Le livre de la jungle insurgée
Extrait

Quand le bus a quitté la route pour freiner brusquement devant un arrêt poussiéreux, j’ai jeté un oeil anxieux à travers la vitre sur le marché de Shergati. On m’avait dit que les insurgés enverraient un “correspondant” pour m’accueillir et me guider jusqu’à leur repaire dans la forêt. Mais combien de temps me faudrait-il pour le repérer ? Toute une foule de vendeurs de légumes, de poulets, de chèvres, de marchands de montres ou de cosmétiques circulait entre les bus, les camions et les jeeps. Les gens achetaient et vendaient, buvaient du chai, flânaient pour passer le temps. Et si le “correspondant” n’était pas là ? Combien de temps étais-je censée attendre ? Et à quelle heure partait le dernier bus pour Ranchi ?

Cette étape pouvait donner lieu à des mésaventures légendaires. Les rebelles de la guérilla

riaient à gorge déployée quand on racontait celle du leader naxalite arrivé du sud de l’Inde qui attendait son “correspondant” devant un temple très fréquenté du Jharkhand en tenant à la main, en signe de reconnaissance, un régime de bananes. Il était posté sous un arbre banian quand un singe s’approcha furtivement, s’empara des bananes et s’enfuit. Indifférent

aux pierres qu’on lui jetait en bas, le singe dévora placidement les fruits en regardant l’homme furieux. Le leader était d’autant plus ennuyé que ce n’était plus la saison des bananes dans le Jharkhand, si bien qu’il se révéla impossible, malgré une recherche fiévreuse dans les alentours, de s’en procurer d’autres. L’heure du rendez-vous finit par passer, et il n’eut d’autre choix que de retourner là d’où il était venu. On mit six mois à lui réorganiser un voyage dans le Jharkhand. Les naxalites en avaient conclu qu’il fallait au moins deux objets pour permettre aux parties en présence de se reconnaître, en plus d’un signe de salutation courant, et, dans bien des cas, un second lieu de rendez-vous au cas où les choses auraient mal tourné.

Un homme trapu et rondelet est monté dans le bus muni d’un carton de petites boîtes métalliques. Son slogan bien rodé, presque une chanson, vante une poudre noire comme le charbon ayant la vertu de rendre les dents miraculeusement blanches. Docteurs, dentistes, dentifrices ne peuvent égaler sa magie, assure-t-il aux passagers tout en écoulant le pro­duit. Une femme âgée vêtue d’un sari aux rayures arc-en-ciel, chargée d’un panier rempli de paquets de cacahuètes emballées dans du papier journal, monte à sa suite. Derrière elle se glisse un adolescent proposant un large assortiment de torches à piles. Un objet essentiel, puisqu’il n’y a ni éclairage public en ville, ni électricité dans les villages.

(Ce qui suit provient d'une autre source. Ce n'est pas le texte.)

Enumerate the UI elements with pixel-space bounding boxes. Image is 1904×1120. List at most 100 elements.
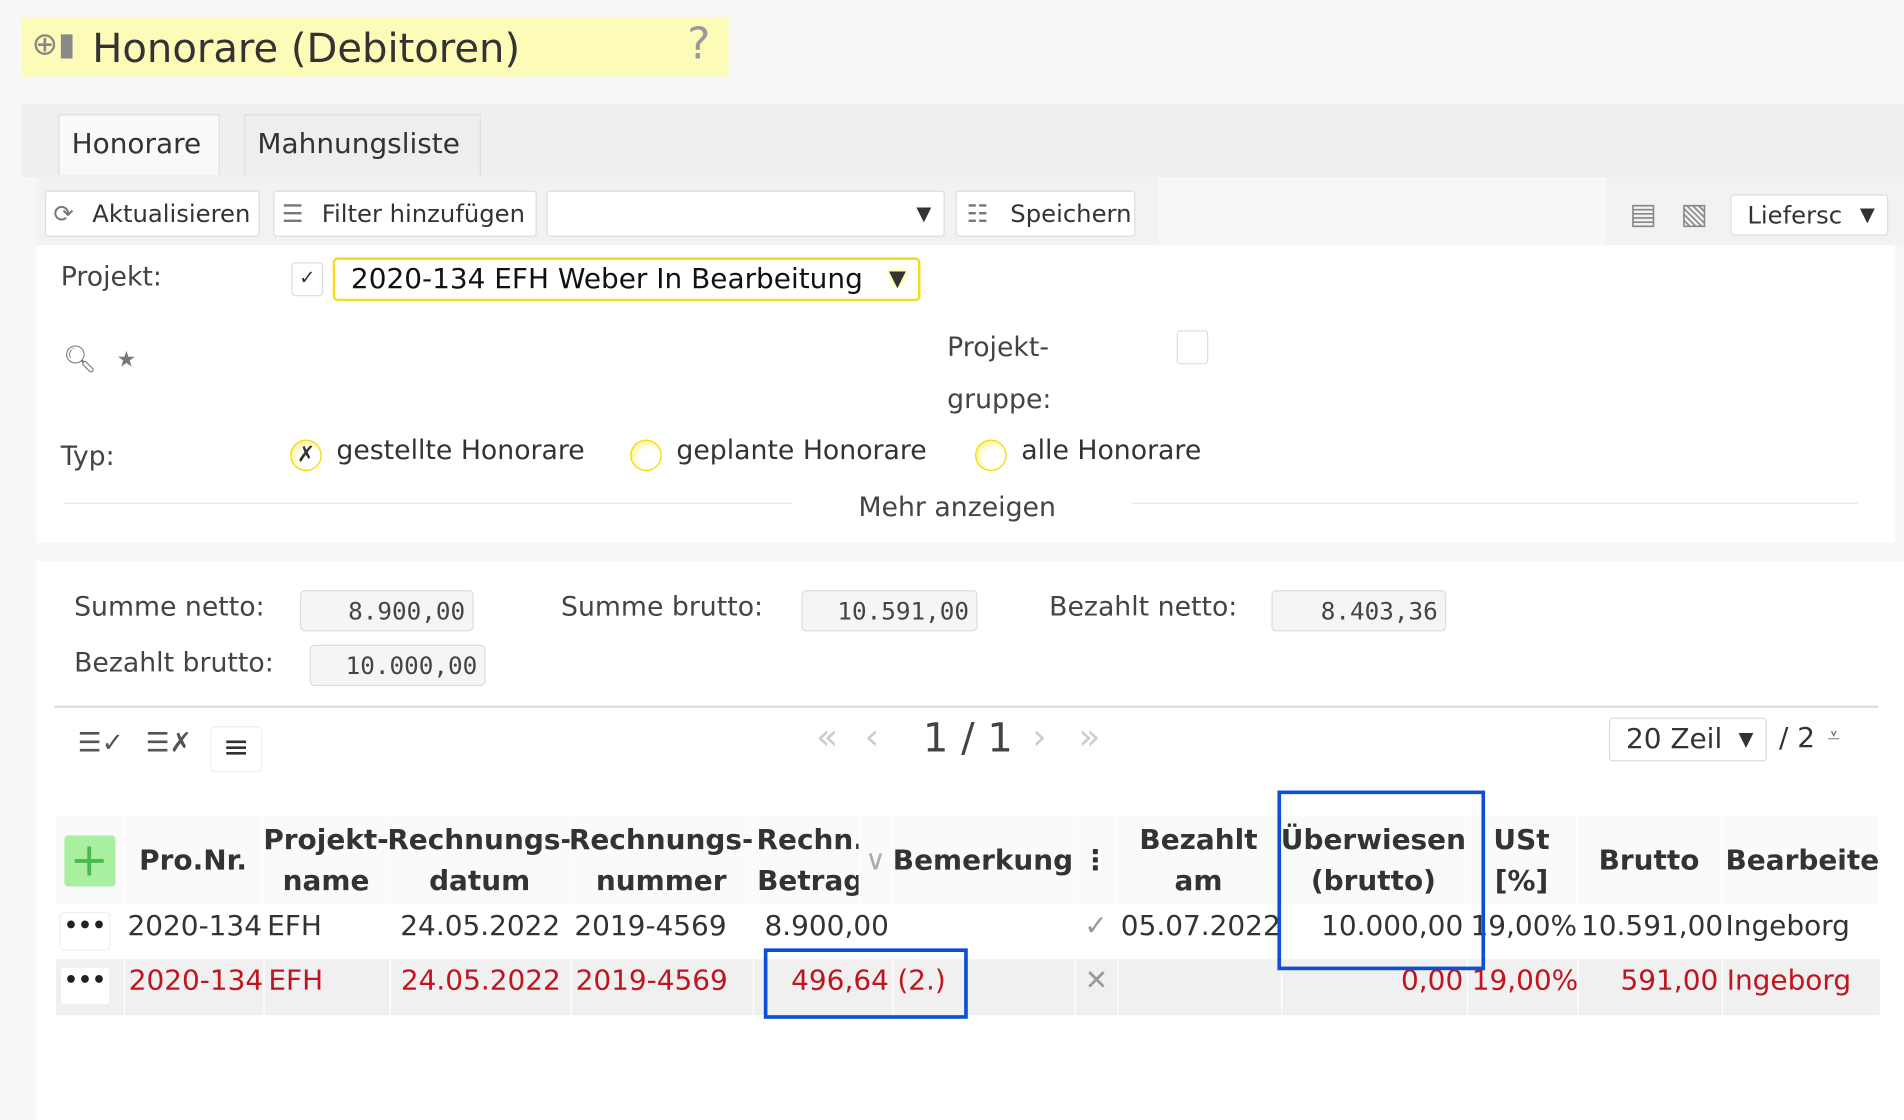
- export-select[interactable]: Liefersc ▼: [1730, 194, 1889, 236]
- highlight-ueberwiesen: [1277, 790, 1486, 971]
- chevron-down-icon: ▼: [1738, 727, 1754, 751]
- header-bemerkung[interactable]: Bemerkung: [892, 816, 1075, 905]
- chevron-down-icon: ▼: [916, 201, 932, 225]
- first-page-icon[interactable]: «: [816, 716, 839, 759]
- save-filter-icon: ☷: [966, 199, 989, 229]
- page-header: ⊕▮ Honorare (Debitoren) ?: [21, 17, 729, 77]
- sort-desc-icon[interactable]: ∨: [859, 816, 893, 905]
- typ-label: Typ:: [60, 442, 115, 473]
- header-pronr[interactable]: Pro.Nr.: [123, 816, 264, 905]
- bezahlt-netto-label: Bezahlt netto:: [1049, 592, 1238, 623]
- radio-gestellte-label[interactable]: gestellte Honorare: [336, 435, 585, 467]
- page-indicator: 1 / 1: [922, 714, 1013, 762]
- header-ust[interactable]: USt [%]: [1466, 816, 1578, 905]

À mesure que l’agitation de l’arrêt de bus se propage à l’intérieur du véhicule, je cherche mon correspondant avec une inquiétude grandissante. Scannant l’horizon, j’aperçois au loin, grâce à la hauteur du bus, une casquette rouge. Son possesseur est un homme de haute taille à la peau sombre portant un journal roulé sous le bras. Tout concorde.

Mes cheveux noirs sont soigneusement huilés et roulés dans un chignon bas, je me suis habillée d’un sari bon marché à fleurs rouges et jaunes pour passer inaperçue. Mais, ayant la peau plus claire et quelques centimètres de plus que les femmes de la région, je savais que je détonnerais dans cet environnement dominé par les hommes et qu’on me reconnaîtrait facilement. Néanmoins, comme convenu, je porte une miche de pain. Objet en main, je m’approche du “correspondant”. »

L’homme ne me regarde pas. Il porte une chemise en coton classique à col blanc bien repassée, un pantalon beige et une paire de mocassins en imitation cuir, qui, bien que soigneusement lustrées, ont des semelles très usées ; il est atteint de strabisme.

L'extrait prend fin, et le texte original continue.